During the past few years, this organization has gone through a tremendous transition. On Jan. 1, 2006, the Summit County government formally absorbed the recycling operations that we built throughout the past three decades. After much reflection and thought, our board of directors determined that the Summit County government could make recycling more efficient by internalizing operations with landfill operations. But for our organization, this meant that the nature of our programs, our employees, our budget and even our name changed dramatically. On that same date, we officially changed our name from Summit Recycling Project to the High Country Conservation Center.

This change in name reflected our shift in focus, from primarily recycling and waste reduction to broader conservation areas, such as energy and sustainable building. Of course, we are still deeply rooted in recycling and waste reduction, because it is one of the best ways we can all make conserve resources for future generations. We continue to provide support services for the county recycling program, specifically in the areas of education, outreach, program development and research.

A new program for us is the Basic Energy Audit Program, which provides simple inspections and reports that provide residents (and soon businesses) with the tips and tools they need to conserve energy in our mountain climate. We are also completing a 15-month grassroots process of developing a Sustainable Building Code and Resource Guide for Summit County.

We also host a variety of special events to help provide people with the tools and information they need to make choices for a better world, like the Earth Day Action Fair, Bike to Work Day, educational forums, and the Refined, Renatured, and Recycled Arts & Crafts Fair.

I think the High Country Conservation Center is gaining steam. Even though our organization has been around for 30 years, it’s almost like we are a whole new organization, so its been difficult to get our new name out there. I think more people are starting to recognize us as “the Conservation Center” and not “the Recycling Center,” but it takes time.

Our new outreach tools (Eartha Steward’s weekly column in the Summit Daily, the Guide to Green Living in the High Country, our monthly e-newsletters, and Dillon Farmers Market booth) have all been successful tools for promoting our new name and the simple and effective steps we can all take to conserve resources in our mountain community.

We have had a great demand for our Basic Energy Audit Program last fall and our Master Mountain Composter Program this summer, so I hope these early signs are indicators of long term success.

For me, the most rewarding thing has been to look back at the positive difference our small organization has made for our global community over the years. We have a lot of work left to do, but someday I think we can serve as a model for all of our guests not only on what sustainable lifestyles look like but also on setting the example.

As a resort community that depends on our environment for our livelihood, I believe we have a responsibility to set the bar high in terms of environmental stewardship and educate our guests to that fact too.

One thing I think we could do a better job of in the nonprofit sector in the mountain region is to work together and to foster better cooperation between our local governments and each other.

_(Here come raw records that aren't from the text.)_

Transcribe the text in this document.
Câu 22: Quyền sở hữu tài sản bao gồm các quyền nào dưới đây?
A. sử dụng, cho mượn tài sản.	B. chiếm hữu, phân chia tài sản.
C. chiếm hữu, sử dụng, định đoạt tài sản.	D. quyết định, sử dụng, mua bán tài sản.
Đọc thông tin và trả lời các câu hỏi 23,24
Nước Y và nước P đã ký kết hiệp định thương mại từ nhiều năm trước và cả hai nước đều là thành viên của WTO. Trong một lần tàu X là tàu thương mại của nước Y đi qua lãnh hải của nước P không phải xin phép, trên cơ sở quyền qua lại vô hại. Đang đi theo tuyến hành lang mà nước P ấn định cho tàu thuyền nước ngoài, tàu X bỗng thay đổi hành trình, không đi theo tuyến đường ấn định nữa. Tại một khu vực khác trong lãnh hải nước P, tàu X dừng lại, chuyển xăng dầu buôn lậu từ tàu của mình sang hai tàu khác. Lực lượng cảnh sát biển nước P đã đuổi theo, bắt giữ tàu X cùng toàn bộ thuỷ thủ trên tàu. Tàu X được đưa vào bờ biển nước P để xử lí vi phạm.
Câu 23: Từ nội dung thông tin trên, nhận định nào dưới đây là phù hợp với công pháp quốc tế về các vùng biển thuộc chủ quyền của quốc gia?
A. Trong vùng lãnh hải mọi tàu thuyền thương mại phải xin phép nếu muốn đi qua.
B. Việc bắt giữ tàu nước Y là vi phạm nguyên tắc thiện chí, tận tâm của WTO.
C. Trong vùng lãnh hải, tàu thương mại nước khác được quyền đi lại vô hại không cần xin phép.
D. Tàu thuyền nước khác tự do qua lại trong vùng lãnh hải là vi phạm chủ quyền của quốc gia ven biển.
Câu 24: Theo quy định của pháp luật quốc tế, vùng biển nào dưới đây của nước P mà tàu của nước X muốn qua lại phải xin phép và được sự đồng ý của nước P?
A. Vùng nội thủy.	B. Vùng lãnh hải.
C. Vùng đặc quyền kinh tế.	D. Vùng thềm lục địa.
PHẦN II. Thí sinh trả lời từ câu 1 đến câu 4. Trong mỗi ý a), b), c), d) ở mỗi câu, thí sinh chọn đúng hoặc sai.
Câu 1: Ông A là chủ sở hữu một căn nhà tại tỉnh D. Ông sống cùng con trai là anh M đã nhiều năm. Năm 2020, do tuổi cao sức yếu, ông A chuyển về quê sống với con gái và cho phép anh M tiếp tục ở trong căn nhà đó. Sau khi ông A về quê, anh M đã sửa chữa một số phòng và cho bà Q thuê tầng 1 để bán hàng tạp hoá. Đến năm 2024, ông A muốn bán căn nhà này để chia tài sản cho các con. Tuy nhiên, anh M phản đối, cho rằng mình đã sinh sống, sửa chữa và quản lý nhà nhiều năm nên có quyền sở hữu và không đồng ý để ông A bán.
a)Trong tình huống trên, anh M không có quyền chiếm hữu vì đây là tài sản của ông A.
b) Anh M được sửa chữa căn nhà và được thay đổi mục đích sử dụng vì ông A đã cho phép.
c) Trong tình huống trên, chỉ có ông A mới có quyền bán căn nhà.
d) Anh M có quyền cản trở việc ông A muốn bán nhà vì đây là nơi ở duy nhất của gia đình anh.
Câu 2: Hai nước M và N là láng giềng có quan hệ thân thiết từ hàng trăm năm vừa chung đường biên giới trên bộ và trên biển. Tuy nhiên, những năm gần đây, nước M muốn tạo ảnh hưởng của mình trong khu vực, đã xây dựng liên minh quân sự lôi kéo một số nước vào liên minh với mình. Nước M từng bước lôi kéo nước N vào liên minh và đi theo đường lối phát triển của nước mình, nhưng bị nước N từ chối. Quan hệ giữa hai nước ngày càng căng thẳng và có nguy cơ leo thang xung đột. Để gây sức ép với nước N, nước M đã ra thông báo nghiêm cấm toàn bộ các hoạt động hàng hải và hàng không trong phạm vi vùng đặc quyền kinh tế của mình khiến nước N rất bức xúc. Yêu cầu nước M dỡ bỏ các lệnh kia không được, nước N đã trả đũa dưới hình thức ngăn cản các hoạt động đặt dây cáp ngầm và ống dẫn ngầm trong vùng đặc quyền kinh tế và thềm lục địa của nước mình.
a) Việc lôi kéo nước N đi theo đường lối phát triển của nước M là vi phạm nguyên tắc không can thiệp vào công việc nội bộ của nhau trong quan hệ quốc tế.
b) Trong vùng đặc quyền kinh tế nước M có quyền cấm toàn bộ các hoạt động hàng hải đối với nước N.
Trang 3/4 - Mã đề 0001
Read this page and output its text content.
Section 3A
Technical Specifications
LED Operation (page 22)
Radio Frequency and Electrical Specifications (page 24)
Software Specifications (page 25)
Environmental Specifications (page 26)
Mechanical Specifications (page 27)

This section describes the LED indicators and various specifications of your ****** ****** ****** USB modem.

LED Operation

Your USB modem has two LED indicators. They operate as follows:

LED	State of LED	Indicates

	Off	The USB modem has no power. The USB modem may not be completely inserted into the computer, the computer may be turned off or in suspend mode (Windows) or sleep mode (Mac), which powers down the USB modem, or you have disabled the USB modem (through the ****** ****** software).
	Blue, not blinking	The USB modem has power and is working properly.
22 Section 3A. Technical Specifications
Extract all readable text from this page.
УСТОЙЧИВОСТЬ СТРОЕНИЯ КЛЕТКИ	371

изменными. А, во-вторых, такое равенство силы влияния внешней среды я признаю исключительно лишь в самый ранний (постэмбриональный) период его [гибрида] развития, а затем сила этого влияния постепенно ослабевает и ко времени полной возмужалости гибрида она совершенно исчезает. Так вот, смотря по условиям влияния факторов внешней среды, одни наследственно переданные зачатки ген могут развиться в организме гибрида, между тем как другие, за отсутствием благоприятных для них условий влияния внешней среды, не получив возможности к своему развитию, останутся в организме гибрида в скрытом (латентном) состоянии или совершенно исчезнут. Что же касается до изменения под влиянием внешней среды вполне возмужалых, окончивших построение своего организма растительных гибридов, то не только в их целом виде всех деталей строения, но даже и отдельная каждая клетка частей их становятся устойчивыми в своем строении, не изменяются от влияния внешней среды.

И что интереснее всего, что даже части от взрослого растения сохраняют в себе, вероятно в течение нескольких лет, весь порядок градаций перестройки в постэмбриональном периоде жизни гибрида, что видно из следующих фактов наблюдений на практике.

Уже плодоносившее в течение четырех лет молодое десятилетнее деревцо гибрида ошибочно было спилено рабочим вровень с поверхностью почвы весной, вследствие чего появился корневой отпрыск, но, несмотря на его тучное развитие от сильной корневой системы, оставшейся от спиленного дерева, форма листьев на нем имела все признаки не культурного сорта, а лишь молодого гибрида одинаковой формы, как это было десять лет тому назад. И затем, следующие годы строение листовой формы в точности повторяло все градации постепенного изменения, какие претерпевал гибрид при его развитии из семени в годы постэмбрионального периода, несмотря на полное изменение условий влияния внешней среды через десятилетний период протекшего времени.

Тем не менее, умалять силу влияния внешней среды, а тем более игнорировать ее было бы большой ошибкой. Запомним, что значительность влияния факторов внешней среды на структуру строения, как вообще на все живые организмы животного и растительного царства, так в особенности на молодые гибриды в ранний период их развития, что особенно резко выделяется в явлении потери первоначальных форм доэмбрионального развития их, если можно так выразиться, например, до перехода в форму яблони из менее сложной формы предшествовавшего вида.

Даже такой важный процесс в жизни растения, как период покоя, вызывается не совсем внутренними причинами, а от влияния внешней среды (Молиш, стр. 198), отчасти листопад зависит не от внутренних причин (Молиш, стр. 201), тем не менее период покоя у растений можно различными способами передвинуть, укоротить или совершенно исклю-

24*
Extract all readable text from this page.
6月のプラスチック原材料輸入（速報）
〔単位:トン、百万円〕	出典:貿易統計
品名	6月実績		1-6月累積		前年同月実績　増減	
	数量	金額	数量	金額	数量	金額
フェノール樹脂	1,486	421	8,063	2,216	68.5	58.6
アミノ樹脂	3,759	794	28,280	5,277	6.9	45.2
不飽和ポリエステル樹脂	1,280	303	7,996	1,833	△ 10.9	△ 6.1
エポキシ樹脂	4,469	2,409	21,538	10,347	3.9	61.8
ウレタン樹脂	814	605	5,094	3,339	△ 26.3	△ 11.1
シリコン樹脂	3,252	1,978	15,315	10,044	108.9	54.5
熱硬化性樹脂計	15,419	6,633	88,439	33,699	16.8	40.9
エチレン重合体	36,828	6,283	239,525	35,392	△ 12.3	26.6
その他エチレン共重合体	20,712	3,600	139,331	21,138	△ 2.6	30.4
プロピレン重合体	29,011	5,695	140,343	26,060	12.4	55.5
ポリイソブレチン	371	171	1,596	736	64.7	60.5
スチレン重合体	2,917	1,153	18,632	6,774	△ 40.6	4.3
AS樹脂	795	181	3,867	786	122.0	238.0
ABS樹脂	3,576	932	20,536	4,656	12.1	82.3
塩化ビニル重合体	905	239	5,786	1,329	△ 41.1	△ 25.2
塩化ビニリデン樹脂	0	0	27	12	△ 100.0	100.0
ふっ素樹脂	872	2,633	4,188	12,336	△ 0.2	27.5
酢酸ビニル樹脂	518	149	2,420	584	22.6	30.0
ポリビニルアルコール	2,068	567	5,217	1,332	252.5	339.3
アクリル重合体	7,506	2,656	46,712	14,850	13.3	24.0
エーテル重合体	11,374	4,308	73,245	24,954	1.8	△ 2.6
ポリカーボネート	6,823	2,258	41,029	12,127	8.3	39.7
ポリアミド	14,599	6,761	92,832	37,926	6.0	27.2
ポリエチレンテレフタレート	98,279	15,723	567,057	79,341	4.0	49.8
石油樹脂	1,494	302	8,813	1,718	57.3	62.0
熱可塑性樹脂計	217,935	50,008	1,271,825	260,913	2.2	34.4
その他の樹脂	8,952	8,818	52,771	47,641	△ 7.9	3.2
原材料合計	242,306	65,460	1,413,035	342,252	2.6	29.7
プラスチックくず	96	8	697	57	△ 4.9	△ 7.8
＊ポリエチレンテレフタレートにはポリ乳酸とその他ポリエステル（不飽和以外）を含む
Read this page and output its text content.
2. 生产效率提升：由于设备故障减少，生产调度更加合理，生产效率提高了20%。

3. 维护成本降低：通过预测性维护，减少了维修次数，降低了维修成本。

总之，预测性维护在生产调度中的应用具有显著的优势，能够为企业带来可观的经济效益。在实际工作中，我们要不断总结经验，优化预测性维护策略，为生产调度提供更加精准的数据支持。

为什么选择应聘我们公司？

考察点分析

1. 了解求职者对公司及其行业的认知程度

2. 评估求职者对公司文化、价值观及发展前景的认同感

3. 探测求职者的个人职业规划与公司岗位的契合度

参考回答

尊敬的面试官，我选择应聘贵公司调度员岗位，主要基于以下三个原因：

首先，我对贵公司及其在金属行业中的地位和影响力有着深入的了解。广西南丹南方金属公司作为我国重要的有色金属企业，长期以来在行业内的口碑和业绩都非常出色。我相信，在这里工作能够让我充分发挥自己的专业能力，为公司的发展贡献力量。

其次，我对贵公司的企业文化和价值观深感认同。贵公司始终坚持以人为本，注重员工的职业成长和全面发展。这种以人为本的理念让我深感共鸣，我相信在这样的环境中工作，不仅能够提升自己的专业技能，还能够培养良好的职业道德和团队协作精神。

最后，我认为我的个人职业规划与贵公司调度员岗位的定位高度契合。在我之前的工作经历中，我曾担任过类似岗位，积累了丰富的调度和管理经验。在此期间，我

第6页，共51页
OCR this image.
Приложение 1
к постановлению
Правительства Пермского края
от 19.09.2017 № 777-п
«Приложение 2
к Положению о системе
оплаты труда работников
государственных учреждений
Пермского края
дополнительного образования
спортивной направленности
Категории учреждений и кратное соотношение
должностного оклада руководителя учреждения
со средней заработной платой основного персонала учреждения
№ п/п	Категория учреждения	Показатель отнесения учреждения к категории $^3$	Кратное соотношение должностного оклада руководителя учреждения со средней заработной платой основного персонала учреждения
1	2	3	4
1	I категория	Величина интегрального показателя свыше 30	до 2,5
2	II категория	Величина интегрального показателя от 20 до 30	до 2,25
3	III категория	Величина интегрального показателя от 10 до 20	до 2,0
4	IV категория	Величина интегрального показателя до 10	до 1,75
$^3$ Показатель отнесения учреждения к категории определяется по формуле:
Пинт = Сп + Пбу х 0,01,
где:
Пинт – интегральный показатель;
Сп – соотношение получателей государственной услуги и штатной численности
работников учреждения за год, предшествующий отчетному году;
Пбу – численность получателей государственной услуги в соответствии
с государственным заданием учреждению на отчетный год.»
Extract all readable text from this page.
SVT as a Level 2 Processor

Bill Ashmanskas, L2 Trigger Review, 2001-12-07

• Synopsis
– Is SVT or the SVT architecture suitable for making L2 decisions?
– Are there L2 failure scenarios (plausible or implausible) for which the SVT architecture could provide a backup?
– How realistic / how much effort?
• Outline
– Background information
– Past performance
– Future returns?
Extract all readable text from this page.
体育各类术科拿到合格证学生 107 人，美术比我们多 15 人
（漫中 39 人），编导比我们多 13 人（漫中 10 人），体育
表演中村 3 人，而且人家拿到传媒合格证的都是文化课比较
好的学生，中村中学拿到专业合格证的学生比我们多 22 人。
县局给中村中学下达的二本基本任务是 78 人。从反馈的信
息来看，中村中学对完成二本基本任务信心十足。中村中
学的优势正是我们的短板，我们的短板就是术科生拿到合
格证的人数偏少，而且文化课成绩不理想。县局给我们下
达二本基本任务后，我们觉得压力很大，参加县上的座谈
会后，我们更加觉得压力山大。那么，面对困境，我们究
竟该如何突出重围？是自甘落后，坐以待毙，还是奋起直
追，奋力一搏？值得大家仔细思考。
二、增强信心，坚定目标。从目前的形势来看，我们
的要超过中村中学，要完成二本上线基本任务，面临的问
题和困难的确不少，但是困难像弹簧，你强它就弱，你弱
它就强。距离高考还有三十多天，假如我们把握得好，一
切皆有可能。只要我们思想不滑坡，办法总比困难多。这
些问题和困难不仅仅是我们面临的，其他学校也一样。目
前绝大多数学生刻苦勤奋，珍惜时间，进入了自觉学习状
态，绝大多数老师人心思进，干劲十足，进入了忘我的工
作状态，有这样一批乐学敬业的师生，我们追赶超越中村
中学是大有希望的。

Like so many of our “permanent” work force in Summit County, two of our three staff members (including me) live outside of Summit County and commute to work each day to make Summit County a better place to live, even though we don’t live here.

Our “community” boundaries are no longer defined by county lines, but so much of our services and programs still are. Climate change, air and water pollution, pine beetles, and waste don’t abide by county or town boundaries, so why should our programs and services? We are all in this together. We are all lucky to live in this beautiful mountain region, and we can and should do a better job of sharing resources to keep it that way.